Danny, in view of the further details you have given, there is no doubt that my earlier advise sucks. So please ignore it. Thanks. Peace, Andrew
 
As to question 2, that's the most bizaar therapy suggestion I've ever heard. I actually had a similar conversation with my therapist on Monday. I asked how guys are able to stop thinking about the abuse when with their wives. He said it's by talking about it, and by reinforcing the good experiences. So the idea may be the same, but the approach drastically different. The more good experiences I have with my wife, the more I will associate that good experience with intimacy. I don't know that it will ever go away, but it should get better. It seems like the advice given you would just reinforce the safety of having sex without a partner. To me, that doesn't confront the intimacy issues. I have no problem masturbating. The problem I have is I can't stop masturbating and have a real relationship.

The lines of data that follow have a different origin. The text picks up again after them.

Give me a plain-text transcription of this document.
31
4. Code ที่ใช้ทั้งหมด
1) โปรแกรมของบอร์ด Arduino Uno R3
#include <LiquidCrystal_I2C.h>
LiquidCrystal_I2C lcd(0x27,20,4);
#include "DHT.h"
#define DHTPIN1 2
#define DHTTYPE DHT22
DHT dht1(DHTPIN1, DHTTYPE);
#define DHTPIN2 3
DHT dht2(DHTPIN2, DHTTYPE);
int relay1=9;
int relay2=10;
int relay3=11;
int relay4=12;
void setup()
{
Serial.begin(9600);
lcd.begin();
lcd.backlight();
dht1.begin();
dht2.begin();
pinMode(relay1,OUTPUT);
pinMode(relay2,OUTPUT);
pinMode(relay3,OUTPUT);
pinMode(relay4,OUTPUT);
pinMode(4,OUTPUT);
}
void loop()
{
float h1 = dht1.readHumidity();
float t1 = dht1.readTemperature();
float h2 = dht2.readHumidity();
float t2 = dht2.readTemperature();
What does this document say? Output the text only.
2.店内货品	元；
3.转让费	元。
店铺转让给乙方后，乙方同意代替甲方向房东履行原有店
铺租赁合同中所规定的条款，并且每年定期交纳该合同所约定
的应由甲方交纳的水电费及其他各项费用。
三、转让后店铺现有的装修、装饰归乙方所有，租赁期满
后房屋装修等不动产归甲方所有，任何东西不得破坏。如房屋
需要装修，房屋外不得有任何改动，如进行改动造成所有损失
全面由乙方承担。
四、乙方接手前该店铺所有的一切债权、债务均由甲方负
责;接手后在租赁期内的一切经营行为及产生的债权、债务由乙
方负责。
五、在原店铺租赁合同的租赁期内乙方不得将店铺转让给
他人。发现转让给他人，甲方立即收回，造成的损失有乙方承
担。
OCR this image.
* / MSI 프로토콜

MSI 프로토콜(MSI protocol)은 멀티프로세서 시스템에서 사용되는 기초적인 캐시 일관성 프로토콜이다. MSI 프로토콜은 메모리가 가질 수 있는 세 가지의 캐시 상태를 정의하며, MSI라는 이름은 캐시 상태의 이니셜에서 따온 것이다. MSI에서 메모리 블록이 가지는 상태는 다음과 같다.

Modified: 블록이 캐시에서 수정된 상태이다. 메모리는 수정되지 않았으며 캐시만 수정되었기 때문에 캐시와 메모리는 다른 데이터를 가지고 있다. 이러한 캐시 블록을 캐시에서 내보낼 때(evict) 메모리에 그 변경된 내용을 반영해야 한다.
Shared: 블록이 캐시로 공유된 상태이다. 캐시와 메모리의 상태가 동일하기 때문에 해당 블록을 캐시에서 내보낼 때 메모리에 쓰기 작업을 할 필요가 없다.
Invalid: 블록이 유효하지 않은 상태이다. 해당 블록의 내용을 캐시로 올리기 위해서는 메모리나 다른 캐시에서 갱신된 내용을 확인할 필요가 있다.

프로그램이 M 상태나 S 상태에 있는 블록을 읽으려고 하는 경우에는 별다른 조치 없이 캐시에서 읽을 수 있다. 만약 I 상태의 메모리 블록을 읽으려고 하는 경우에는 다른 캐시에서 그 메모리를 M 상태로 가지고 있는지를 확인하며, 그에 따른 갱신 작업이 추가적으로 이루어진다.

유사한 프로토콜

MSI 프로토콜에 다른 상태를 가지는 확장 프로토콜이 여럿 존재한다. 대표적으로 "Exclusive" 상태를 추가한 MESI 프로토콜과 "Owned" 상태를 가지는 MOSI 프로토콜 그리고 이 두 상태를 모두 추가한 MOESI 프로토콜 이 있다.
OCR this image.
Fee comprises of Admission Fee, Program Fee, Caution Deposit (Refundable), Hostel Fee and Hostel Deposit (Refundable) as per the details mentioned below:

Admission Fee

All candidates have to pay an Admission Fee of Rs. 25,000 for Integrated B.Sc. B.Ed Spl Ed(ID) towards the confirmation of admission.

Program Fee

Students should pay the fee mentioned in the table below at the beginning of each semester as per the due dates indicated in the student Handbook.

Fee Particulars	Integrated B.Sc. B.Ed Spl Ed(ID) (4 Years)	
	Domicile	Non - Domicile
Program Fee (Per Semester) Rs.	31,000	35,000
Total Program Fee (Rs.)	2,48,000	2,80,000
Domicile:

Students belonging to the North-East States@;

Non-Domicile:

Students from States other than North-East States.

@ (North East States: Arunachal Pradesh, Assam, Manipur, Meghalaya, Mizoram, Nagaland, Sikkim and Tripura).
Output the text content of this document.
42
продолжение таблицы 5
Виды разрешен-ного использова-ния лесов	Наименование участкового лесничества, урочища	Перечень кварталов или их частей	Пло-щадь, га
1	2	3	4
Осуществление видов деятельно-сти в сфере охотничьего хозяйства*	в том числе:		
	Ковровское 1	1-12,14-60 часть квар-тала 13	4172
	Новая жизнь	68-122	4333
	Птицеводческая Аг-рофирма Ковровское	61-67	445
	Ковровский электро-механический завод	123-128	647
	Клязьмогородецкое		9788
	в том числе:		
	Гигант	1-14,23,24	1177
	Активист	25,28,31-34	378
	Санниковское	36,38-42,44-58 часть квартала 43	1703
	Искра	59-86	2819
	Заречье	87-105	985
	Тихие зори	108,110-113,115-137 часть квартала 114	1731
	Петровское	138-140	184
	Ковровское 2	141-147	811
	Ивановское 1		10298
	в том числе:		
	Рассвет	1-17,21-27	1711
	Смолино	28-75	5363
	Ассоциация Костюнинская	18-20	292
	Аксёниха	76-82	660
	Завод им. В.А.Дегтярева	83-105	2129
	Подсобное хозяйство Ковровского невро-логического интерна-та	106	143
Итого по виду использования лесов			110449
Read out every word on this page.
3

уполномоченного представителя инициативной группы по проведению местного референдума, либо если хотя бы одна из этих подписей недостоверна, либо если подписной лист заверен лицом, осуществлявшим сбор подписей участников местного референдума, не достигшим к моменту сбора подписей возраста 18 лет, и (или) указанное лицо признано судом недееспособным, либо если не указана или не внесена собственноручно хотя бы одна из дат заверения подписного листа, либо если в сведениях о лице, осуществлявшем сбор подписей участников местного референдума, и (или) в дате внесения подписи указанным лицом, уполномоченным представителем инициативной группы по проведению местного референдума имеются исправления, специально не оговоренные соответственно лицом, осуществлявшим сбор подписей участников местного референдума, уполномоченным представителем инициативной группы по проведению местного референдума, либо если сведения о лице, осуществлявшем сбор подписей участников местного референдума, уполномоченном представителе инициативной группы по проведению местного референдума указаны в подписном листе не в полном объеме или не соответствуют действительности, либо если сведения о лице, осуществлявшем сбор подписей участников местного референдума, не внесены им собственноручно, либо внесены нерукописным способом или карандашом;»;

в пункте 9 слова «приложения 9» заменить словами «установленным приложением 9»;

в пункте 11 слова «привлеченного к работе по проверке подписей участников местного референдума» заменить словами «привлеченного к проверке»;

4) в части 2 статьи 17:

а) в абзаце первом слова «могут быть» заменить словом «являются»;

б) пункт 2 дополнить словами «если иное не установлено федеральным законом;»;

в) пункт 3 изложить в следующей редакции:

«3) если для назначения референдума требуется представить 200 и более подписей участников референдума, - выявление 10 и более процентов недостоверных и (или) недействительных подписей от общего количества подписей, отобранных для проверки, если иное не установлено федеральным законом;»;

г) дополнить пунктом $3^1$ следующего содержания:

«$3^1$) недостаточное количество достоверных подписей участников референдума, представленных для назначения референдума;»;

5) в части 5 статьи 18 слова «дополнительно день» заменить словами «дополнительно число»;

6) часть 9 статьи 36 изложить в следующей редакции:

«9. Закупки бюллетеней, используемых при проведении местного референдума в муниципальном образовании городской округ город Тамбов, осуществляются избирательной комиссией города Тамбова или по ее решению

As to the fantasies, mine always involved being abused in some way. It was probably a way of reliving it so I could feel in control of the situation this time. Again, fantasy. The more I looked at my abuse, the more I got it through my head that I was a kid. I had no control. Once I could give up the idea of rewriting my past, the abuse fantasies and some of the nightmares went away.

I understand your fight. It's a difficult place. I hope you can find in your wife the connection and safety you need. That's what I'm trying to do.